Real estate bubble grows in S.Korea

Posted on : 2010-04-24 12:52 KST Modified on : 2019-10-19 20:29 KST
Analysts say the Lee government’s plan to help construction companies is only a temporary solution to greater insolvency issues

The Lee Myung-bak government has taken measures to rescue the real estate market, such as relaxing the debt-to-income ratio (DTI) when receiving a mortgage in all Seoul and capital region areas with the exception of Gangnam and investing directly and indirectly some 5 trillion Won ($4.5 billion) to get rid of some 40 thousand unsold apartments.

The measures, however, are being seen as focused only on maintaining the real estate bubble and saving insolvent construction companies. Despite the root current real estate problem being the over-provision of homes and low end-user purchasing power due to high parcel prices, leading to fewer deals, the Lee government has been unable to find a solution to this fundamental problem.

Threat of a Real Estate Bubble and Household Debt Continues



The domestic housing bubble has already passed the danger point. South Korea’s housing price to income ratio (PIR) was 6.26 as of 2008, close to double that of the U.S. (3.55) and Japan (3.75), which are experiencing serious after-effects of the collapse of the housing bubble. From the time of the Roh administration, the government has been able, to some extent, to ward off the financial losses resulting from a bubble collapse through DTI regulations, but since the launch of the Lee Myung-bak administration, the trend has been to slowly relax these regulations.



High housing prices and the resulting excessive household mortgages are dragging down the South Korean economy. Household debt in South Korea stood at 734 trillion Won as of last year. As of last September, household debt to GNP was 80.9 percent, 70 percent higher than the OECD average. If the commercial interest rate begins to rise, the burden on debtors to repay their debts will necessarily rise, so as a result, giving rise to serious concerns about household financial instability. The government also agrees with these concerns. Financial Services Commission Chairman Chin Dong-soo recently pointed out the dangers in relaxing loan regulations, saying the construction industry is asking for relaxation of regulations on real estate loans, but the issue must be viewed from the perspective of healthy households and banks.



Stimulating the Construction Industry with Tax Payer Money



The Lee government has issued a general mobilization to a number of public institutions, including the Korea Housing Guarantee Co. Ltd,(KHGC), Korea Land and Housing Corporation and National Housing Fund to reduce the construction industry’s number of unsold houses. If the public institutions that buy unsold houses are unable to unload them, their debts increase, which ultimately are filled with taxpayer money. Han Man-hee, the head of land policy at the Ministry of Land, Transport and Maritime Affairs, said they plan to strictly evaluate parcel price and feasibility when mass-purchasing unsold parcels so as to prevent moral hazards from the industry.
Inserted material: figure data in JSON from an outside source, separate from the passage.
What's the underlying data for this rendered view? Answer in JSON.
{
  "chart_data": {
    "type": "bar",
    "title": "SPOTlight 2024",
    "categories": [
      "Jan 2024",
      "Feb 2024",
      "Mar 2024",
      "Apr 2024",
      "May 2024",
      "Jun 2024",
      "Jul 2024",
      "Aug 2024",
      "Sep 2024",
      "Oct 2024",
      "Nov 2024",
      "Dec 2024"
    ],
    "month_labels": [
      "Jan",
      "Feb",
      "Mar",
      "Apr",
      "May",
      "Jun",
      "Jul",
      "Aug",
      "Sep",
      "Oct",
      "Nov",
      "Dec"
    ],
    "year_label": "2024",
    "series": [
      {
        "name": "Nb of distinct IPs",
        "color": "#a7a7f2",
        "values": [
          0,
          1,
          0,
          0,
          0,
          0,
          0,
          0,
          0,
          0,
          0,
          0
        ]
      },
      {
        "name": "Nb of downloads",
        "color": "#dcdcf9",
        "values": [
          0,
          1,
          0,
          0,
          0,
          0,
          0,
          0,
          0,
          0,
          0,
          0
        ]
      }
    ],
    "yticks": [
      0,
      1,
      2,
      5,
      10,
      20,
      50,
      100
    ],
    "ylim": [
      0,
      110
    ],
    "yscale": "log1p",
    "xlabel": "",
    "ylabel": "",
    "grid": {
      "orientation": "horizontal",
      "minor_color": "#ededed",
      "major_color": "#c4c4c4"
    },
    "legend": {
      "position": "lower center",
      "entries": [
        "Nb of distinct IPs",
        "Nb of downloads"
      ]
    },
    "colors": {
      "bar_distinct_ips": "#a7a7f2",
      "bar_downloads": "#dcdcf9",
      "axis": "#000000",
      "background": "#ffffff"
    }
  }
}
The Lee government is also mobilizing various tax support measures to rescue the construction industry. The time limit on the registration tax and property tax reductions on unsold houses purchased by the Korea Housing Guarantee Corporation extends to next December, but the government is considering an extension. For Real Estate Investment Trusts (REITs) and funds purchasing real estate, the government will not levy additional taxes and exempt them from the comprehensive real estate tax. Park Won-gap, the head of Speed Bank’s real estate research group, said the construction firms have failed in managing the risk of their housing projects, and the government’s measures could bring criticism of merely being aid ladled out that will once again bring about the problem of the construction companies’ moral hazard.

There is criticism that the Lee government’s plan to help the construction companies will be a stumbling block in the South Korea’s sustained economic recovery by covering over, rather than weeding out, insolvency. An analyst at one securities firm said we cannot say asset prices will continue to climb, and warned that while floating the bubble might paint a suitable picture on a temporary basis, it will lead the country down an even more difficult and singular path in the future.